The electronic bulletin may be viewed at http:www.utextension.utk.edu/hbin/scsbpip.htm and downloaded from Adobe Acrobat to create a permanent paper version, if desired.

The pot-in-pot (PIP) production system for nursery crops and Christmas trees is gaining popularity among nurseries. PIP reduces production time, allows crops to be overwintered where they grow, and uses trickle irrigation. There are many advantages to the PIP system, and practical experience indicates that many plants grow better. PIP production combines the advantages of both above-ground container production and in-ground production.

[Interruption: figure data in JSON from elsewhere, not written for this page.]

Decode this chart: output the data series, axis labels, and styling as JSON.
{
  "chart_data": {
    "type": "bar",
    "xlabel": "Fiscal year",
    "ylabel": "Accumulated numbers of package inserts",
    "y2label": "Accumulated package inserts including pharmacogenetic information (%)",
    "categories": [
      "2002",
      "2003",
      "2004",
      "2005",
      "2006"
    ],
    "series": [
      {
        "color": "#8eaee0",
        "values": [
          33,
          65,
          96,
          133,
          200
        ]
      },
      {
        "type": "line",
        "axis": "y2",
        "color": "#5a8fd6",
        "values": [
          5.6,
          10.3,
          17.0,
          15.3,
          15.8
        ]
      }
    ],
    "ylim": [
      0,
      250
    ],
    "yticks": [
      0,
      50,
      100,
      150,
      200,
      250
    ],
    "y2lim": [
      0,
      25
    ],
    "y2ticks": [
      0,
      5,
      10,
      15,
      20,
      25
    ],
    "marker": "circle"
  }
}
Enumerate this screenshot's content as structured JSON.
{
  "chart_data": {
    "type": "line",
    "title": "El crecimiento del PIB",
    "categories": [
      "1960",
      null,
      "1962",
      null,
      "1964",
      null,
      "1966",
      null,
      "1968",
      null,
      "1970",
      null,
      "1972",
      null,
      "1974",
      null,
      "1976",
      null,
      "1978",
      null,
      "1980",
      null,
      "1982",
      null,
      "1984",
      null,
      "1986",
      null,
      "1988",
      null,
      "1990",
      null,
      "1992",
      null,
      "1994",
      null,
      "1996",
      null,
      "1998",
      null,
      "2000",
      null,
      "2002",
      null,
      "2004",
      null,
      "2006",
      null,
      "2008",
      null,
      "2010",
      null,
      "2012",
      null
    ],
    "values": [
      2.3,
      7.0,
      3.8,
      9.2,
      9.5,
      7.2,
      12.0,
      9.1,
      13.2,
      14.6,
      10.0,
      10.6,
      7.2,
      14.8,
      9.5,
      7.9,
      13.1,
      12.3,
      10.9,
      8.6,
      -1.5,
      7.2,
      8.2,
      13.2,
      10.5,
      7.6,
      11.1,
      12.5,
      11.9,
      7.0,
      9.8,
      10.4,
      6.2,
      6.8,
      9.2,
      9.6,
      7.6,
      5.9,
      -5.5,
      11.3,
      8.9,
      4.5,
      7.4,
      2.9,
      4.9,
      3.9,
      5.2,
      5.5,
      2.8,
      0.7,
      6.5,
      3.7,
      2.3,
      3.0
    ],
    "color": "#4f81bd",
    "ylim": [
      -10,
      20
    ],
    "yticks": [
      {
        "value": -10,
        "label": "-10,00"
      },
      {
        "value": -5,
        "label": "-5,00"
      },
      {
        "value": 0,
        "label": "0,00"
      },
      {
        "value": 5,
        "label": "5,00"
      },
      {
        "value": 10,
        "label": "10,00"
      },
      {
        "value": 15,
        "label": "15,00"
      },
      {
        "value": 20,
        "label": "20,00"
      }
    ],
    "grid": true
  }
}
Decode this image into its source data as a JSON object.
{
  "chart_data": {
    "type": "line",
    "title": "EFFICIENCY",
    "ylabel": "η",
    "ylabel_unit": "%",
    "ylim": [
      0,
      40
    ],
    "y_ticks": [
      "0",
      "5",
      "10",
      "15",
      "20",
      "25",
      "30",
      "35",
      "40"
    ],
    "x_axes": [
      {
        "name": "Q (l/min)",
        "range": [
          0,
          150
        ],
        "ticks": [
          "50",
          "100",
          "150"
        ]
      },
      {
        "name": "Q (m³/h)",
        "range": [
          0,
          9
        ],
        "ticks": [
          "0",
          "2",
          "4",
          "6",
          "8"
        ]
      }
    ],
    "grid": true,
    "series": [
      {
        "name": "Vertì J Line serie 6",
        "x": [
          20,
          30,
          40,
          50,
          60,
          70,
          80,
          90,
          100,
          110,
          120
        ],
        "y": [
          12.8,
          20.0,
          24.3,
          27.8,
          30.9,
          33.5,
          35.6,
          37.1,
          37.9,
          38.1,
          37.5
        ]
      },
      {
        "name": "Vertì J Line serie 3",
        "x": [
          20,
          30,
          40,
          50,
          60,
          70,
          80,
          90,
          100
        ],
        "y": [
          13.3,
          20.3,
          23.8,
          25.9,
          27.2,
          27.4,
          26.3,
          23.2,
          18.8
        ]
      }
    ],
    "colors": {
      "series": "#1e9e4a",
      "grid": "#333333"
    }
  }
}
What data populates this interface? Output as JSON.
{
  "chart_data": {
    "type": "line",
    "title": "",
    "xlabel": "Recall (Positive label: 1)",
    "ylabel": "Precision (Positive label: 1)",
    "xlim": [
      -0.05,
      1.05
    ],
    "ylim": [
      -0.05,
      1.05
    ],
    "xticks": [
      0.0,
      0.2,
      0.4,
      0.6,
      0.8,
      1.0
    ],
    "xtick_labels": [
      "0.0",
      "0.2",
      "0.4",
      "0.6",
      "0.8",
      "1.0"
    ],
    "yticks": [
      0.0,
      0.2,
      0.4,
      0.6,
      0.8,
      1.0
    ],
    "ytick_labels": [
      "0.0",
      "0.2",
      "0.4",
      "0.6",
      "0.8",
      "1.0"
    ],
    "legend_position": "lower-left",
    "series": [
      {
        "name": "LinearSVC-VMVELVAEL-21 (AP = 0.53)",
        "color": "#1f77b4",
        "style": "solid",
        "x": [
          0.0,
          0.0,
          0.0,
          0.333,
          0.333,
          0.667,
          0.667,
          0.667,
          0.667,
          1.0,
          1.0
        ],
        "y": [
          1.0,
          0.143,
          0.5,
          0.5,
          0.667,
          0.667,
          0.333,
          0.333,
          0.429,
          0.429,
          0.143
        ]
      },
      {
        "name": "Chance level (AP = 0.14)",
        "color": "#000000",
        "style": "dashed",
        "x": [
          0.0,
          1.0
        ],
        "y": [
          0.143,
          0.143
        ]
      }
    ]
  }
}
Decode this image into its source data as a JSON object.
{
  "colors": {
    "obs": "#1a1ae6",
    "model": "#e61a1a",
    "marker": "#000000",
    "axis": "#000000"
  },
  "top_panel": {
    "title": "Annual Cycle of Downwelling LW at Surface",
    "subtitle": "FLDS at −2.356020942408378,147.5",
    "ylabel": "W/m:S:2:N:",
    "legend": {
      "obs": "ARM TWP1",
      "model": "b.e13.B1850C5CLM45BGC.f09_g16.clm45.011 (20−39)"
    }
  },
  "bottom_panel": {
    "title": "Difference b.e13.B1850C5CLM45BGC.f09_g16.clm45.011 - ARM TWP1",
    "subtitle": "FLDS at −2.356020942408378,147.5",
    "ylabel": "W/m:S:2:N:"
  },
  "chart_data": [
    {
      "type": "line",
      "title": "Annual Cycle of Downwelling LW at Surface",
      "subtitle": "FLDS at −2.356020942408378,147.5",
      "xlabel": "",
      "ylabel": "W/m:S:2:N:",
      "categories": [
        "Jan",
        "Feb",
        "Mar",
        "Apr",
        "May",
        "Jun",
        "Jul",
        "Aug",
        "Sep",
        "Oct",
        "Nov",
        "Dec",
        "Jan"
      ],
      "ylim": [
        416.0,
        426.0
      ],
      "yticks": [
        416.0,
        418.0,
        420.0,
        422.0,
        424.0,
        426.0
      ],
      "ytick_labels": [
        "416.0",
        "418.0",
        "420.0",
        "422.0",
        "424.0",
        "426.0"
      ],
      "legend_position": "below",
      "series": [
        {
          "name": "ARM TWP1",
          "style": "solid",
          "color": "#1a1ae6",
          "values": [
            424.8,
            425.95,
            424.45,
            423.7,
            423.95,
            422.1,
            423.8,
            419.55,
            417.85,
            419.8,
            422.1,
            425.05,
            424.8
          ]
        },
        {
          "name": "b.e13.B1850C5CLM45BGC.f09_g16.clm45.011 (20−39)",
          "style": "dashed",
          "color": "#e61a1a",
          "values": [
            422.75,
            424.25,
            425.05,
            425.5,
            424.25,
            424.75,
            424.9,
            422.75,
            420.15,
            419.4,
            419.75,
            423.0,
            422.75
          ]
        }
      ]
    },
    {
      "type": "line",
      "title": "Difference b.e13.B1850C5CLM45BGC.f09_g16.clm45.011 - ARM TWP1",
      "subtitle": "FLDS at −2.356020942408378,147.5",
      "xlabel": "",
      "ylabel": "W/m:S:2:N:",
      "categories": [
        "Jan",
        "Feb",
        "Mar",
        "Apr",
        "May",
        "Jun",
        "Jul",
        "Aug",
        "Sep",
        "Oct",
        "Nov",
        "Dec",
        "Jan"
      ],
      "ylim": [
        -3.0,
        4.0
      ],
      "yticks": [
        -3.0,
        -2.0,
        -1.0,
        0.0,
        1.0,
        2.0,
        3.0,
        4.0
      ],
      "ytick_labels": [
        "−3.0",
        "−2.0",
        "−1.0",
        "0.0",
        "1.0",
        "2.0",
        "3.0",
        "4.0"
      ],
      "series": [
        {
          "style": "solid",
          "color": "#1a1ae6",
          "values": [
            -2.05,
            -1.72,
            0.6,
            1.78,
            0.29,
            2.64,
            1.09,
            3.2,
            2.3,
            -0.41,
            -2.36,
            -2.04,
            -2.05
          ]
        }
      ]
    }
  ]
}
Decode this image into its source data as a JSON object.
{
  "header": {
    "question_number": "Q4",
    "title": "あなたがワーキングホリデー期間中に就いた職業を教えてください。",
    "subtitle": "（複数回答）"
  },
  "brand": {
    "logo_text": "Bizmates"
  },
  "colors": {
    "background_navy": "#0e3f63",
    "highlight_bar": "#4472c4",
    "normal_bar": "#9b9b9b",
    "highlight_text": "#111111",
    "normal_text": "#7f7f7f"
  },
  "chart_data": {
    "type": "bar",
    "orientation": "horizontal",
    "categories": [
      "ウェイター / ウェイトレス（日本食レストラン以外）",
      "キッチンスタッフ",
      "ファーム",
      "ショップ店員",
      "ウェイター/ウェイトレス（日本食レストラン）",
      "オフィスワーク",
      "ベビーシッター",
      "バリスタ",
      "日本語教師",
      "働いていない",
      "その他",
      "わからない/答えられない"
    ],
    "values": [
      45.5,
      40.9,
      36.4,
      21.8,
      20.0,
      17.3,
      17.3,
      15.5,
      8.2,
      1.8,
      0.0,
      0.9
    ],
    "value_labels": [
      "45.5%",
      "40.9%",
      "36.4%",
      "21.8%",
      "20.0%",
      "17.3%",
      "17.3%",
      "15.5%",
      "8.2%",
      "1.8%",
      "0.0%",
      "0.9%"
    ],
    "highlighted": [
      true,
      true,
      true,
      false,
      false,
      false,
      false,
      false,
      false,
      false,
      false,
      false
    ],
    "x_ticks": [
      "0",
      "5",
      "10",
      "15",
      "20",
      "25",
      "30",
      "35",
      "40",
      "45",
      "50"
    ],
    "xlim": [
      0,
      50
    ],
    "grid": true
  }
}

With the pot-in-pot system, a container (the “socket pot”) is placed permanently in the ground so that 3 to 4 inches of the container lip protrudes above the ground. Then, a second container, the “insert pot” that contains the plant in a soilless medium, is placed into the socket pot. The advantages of this production system are that pot-in-pot:

  • insulates the root zone from extreme temperature variations
  • allows in-place overwintering
  • decreases production time from liner to finished product
  • reduces water usage with trickle irrigation
  • eliminates the need for staking to prevent blow over
  • offers year-round harvest capability
  • reduces labor cost associated with in-field harvesting
  • prevents root loss associated with in-field harvesting
  • offers light-weight shipping compared to ball and burlapped plant material

Live oak production was chosen as one of the type protocols. Texas Extension Offices often receive questions about locating information on methods of growing live oaks to harvest size in containers, so that Bulletin #402 should be a welcome addition to available resources.